The dispatch decision is automatic. You submit a query. The engine returns results from whichever backend was fastest for that query, on that hardware, against that corpus.
Integrating with columnar query pipelines
Text search rarely operates in isolation. A typical workflow: filter log entries by time range, then search the filtered subset for a pattern, then aggregate by source.
Our pattern matching engine integrates with the adaptive query engine. The time-range filter runs as a parallel GPU filter operator, producing a candidate bitmask. That bitmask is intersected with the text search bitmask using a single bitwise AND dispatch. The intersection result feeds into the aggregation operator.

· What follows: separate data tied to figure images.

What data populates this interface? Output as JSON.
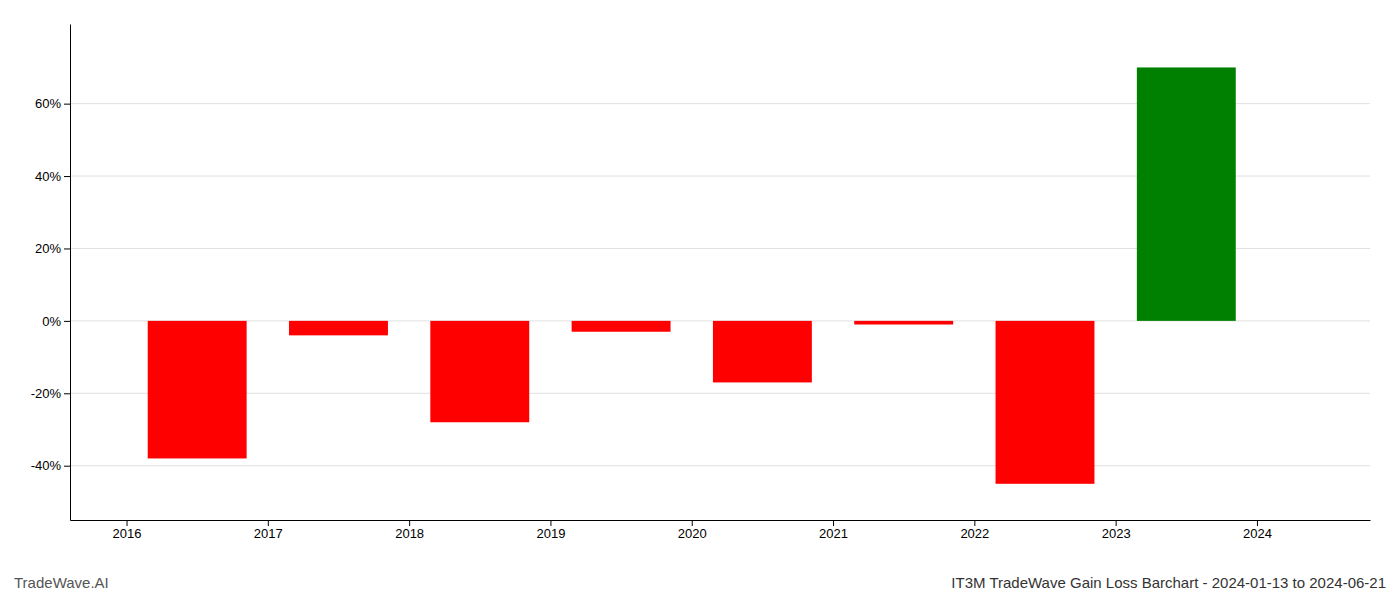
{
  "chart_data": {
    "type": "bar",
    "title": "IT3M TradeWave Gain Loss Barchart - 2024-01-13 to 2024-06-21",
    "annotations": [
      "TradeWave.AI"
    ],
    "x": [
      2016.5,
      2017.5,
      2018.5,
      2019.5,
      2020.5,
      2021.5,
      2022.5,
      2023.5
    ],
    "values": [
      -0.38,
      -0.04,
      -0.28,
      -0.03,
      -0.17,
      -0.01,
      -0.45,
      0.7
    ],
    "colors": [
      "#ff0000",
      "#ff0000",
      "#ff0000",
      "#ff0000",
      "#ff0000",
      "#ff0000",
      "#ff0000",
      "#008000"
    ],
    "xlim": [
      2015.6,
      2024.8
    ],
    "xticks": [
      2016,
      2017,
      2018,
      2019,
      2020,
      2021,
      2022,
      2023,
      2024
    ],
    "ylim": [
      -0.55,
      0.82
    ],
    "yticks": [
      {
        "value": -0.4,
        "label": "-40%"
      },
      {
        "value": -0.2,
        "label": "-20%"
      },
      {
        "value": 0.0,
        "label": "0%"
      },
      {
        "value": 0.2,
        "label": "20%"
      },
      {
        "value": 0.4,
        "label": "40%"
      },
      {
        "value": 0.6,
        "label": "60%"
      }
    ],
    "grid": true
  }
}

The entire pipeline (time filter, text search, aggregation) executes as a sequence of GPU dispatches with no intermediate CPU round-trips. Intermediate buffers stay in GPU memory. The CPU sees only the final aggregated result: 50 rows of grouped statistics, read back via a single mapAsync() call.
For a SIEM dashboard where an analyst filters to the last 15 minutes (50,000 entries from 1 million), then searches for an IP pattern, then groups by source host: total execution is 4 to 8 ms. The same operation with a server round-trip: 200 to 400 ms.
The broader architecture
This two-phase text search is one operator in a larger system. The character frequency histogram is a statistical pre-filter: a cheap, parallel, GPU-friendly test that narrows the candidate set before an expensive, divergent, GPU-hostile operation. The same structural pattern applies beyond text search. Any workload with a cheap approximate test and an expensive exact test can benefit from this two-phase decomposition.
The engineering principle: do not fight the hardware. GPUs are bad at divergent byte-level comparisons. They are excellent at parallel histogram construction in shared memory. Structure your algorithm so the GPU does what it is good at, and minimize the time it spends doing what it is bad at.
This is how we approach enterprise AI automation infrastructure at every level. Understand the hardware constraint. Design the algorithm around it. Measure the result. If the measurement contradicts the design, change the design. We do not ship code that assumes performance. We ship code that proves it.